Bu sorular ben bir yanıt bulamıyorum, gecenin ilerleyen saatlerinde internette Suriye ile ilgili haberlere bakarken, okuduklarım beni rahatlatmıyor.
Umutsuz Suriyeliler
Ortadoğu ile ilgili haber portalı Middle East Eye ‘da bir yazı: Umutsuz Suriyeliler, Lübnan‘dan kaçıp Türkiye’ye gelebilmek için Suriye’ye geri dönüyorlar
Bu başlık size ne anlatıyor?
Okuyorum yazıyı. Sekiz yıldır Lübnan’da yaşayan bir Suriyeli, Türkiye’ye giriş yapabilmek için Suriye’ye geri dönüyor. Nedeni ise Lübnan hükümetinin Suriyeli göçmenleri Esat yönetimindeki bölgelere geri göndermesi. Bu insanlar geri döndüklerin de Esat güçleri tarafından tutuklanacaklarını biliyorlar.
Sınırlar
Lübnan’da yaşayan 1 milyon göçmenden 200 bini dönüş yapmış. 2014 yılından bu yana zorla Suriye’ye gönderilen göçmenlerden 638 kişi kaybolmuş, nerde oldukları bilinmiyor. Göçmenler döndüklerinde evlerinin Esat yanlısı kişiler tarafından işgal edildiğini, iş ve aş bulamadıklarını anlatıyor.

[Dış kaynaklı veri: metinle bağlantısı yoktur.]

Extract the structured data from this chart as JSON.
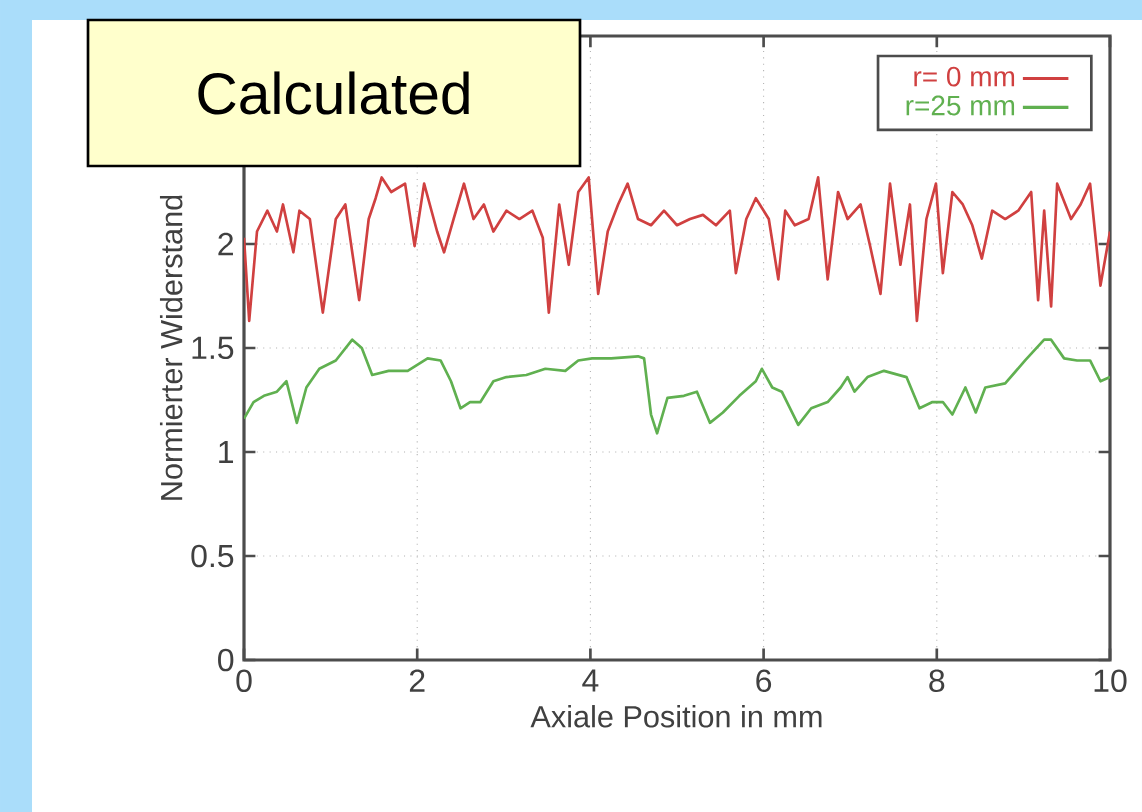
{
  "chart_data": {
    "type": "line",
    "xlabel": "Axiale Position in mm",
    "ylabel": "Normierter Widerstand",
    "annotations": [
      "Calculated"
    ],
    "xlim": [
      0,
      10
    ],
    "ylim": [
      0,
      3
    ],
    "xticks": [
      0,
      2,
      4,
      6,
      8,
      10
    ],
    "yticks": [
      0,
      0.5,
      1,
      1.5,
      2
    ],
    "grid": true,
    "legend": "top right",
    "series": [
      {
        "name": "r= 0 mm",
        "color": "#d04040",
        "x": [
          0,
          0.06,
          0.15,
          0.27,
          0.38,
          0.45,
          0.57,
          0.64,
          0.76,
          0.91,
          1.06,
          1.17,
          1.33,
          1.44,
          1.52,
          1.59,
          1.7,
          1.86,
          1.97,
          2.08,
          2.23,
          2.31,
          2.42,
          2.54,
          2.65,
          2.77,
          2.88,
          3.03,
          3.18,
          3.33,
          3.45,
          3.52,
          3.64,
          3.75,
          3.86,
          3.98,
          4.09,
          4.2,
          4.32,
          4.43,
          4.55,
          4.7,
          4.85,
          5.0,
          5.15,
          5.3,
          5.45,
          5.61,
          5.68,
          5.8,
          5.91,
          6.06,
          6.17,
          6.25,
          6.36,
          6.52,
          6.63,
          6.74,
          6.86,
          6.97,
          7.12,
          7.23,
          7.35,
          7.46,
          7.58,
          7.69,
          7.77,
          7.88,
          7.99,
          8.07,
          8.18,
          8.3,
          8.41,
          8.52,
          8.64,
          8.79,
          8.94,
          9.09,
          9.17,
          9.24,
          9.32,
          9.39,
          9.55,
          9.66,
          9.77,
          9.89,
          10.0
        ],
        "values": [
          2.03,
          1.63,
          2.06,
          2.16,
          2.06,
          2.19,
          1.96,
          2.16,
          2.12,
          1.67,
          2.12,
          2.19,
          1.73,
          2.12,
          2.22,
          2.32,
          2.25,
          2.29,
          1.99,
          2.29,
          2.06,
          1.96,
          2.12,
          2.29,
          2.12,
          2.19,
          2.06,
          2.16,
          2.12,
          2.16,
          2.03,
          1.67,
          2.19,
          1.9,
          2.25,
          2.32,
          1.76,
          2.06,
          2.19,
          2.29,
          2.12,
          2.09,
          2.16,
          2.09,
          2.12,
          2.14,
          2.09,
          2.16,
          1.86,
          2.12,
          2.22,
          2.12,
          1.83,
          2.16,
          2.09,
          2.12,
          2.32,
          1.83,
          2.25,
          2.12,
          2.19,
          1.99,
          1.76,
          2.29,
          1.9,
          2.19,
          1.63,
          2.12,
          2.29,
          1.86,
          2.25,
          2.19,
          2.09,
          1.93,
          2.16,
          2.12,
          2.16,
          2.25,
          1.73,
          2.16,
          1.7,
          2.29,
          2.12,
          2.19,
          2.29,
          1.8,
          2.06
        ]
      },
      {
        "name": "r=25 mm",
        "color": "#60b050",
        "x": [
          0,
          0.11,
          0.23,
          0.38,
          0.49,
          0.61,
          0.72,
          0.87,
          1.06,
          1.25,
          1.36,
          1.48,
          1.67,
          1.89,
          2.12,
          2.27,
          2.39,
          2.5,
          2.61,
          2.73,
          2.88,
          3.03,
          3.26,
          3.48,
          3.71,
          3.86,
          4.02,
          4.24,
          4.55,
          4.62,
          4.7,
          4.77,
          4.89,
          5.08,
          5.23,
          5.38,
          5.53,
          5.72,
          5.91,
          5.98,
          6.1,
          6.21,
          6.4,
          6.55,
          6.74,
          6.89,
          6.97,
          7.05,
          7.2,
          7.39,
          7.65,
          7.8,
          7.95,
          8.07,
          8.18,
          8.33,
          8.45,
          8.56,
          8.79,
          9.02,
          9.24,
          9.32,
          9.47,
          9.62,
          9.77,
          9.89,
          10.0
        ],
        "values": [
          1.16,
          1.24,
          1.27,
          1.29,
          1.34,
          1.14,
          1.31,
          1.4,
          1.44,
          1.54,
          1.5,
          1.37,
          1.39,
          1.39,
          1.45,
          1.44,
          1.34,
          1.21,
          1.24,
          1.24,
          1.34,
          1.36,
          1.37,
          1.4,
          1.39,
          1.44,
          1.45,
          1.45,
          1.46,
          1.45,
          1.18,
          1.09,
          1.26,
          1.27,
          1.29,
          1.14,
          1.19,
          1.27,
          1.34,
          1.4,
          1.31,
          1.29,
          1.13,
          1.21,
          1.24,
          1.31,
          1.36,
          1.29,
          1.36,
          1.39,
          1.36,
          1.21,
          1.24,
          1.24,
          1.18,
          1.31,
          1.19,
          1.31,
          1.33,
          1.44,
          1.54,
          1.54,
          1.45,
          1.44,
          1.44,
          1.34,
          1.36
        ]
      }
    ]
  }
}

Türkiye - Suriye sınırına 2017 yılında inşa edilen duvar nedeniyle Türkiye geçmek çok zor, hatta imkansız. Kaçak yollarla geçmenin fiyatı 800 ABD doları ile 3000 ABD doları arasında oynuyor. İdlib’deki son gelişmeler nedeniyle kaçak yollar bile tehlikeli. Sınırı geçmek isteyenler Rus askeri üniformaları giyiyor ve Rus yetkililer tarafından damgalanmış özel izin kağıdı kullanıyorlar.
Hikayenin kahramanı kişi, 35 kişiyle birlikte Suriye’den Türkiye’ye girmeye çalışırken yakalanıyor ve Suriye polisine teslim ediliyor. Söz konusu 35 kişiden ancak beşi Türkiye’ye giriş yapabiliyor. Bu tehlikeleri göze alanlara neden Türkiye’ye girmek istedikleri sorulduğunda şöyle diyorlar; “Sınırın karşı tarafı Türkiye, ışıklar içinde, bu taraf Suriye ise kapkaranlık”.
Kelebek, öleceğini bilse bile ışığa koşar! (MUT/APA)
(Son)
Kaynaklar
- Francesca Borri, Syrian Dust/ Suriye'nin Tozu/ Reporting from the heart of the battle for Aleppo, Seven Stories Press, New York, 2016.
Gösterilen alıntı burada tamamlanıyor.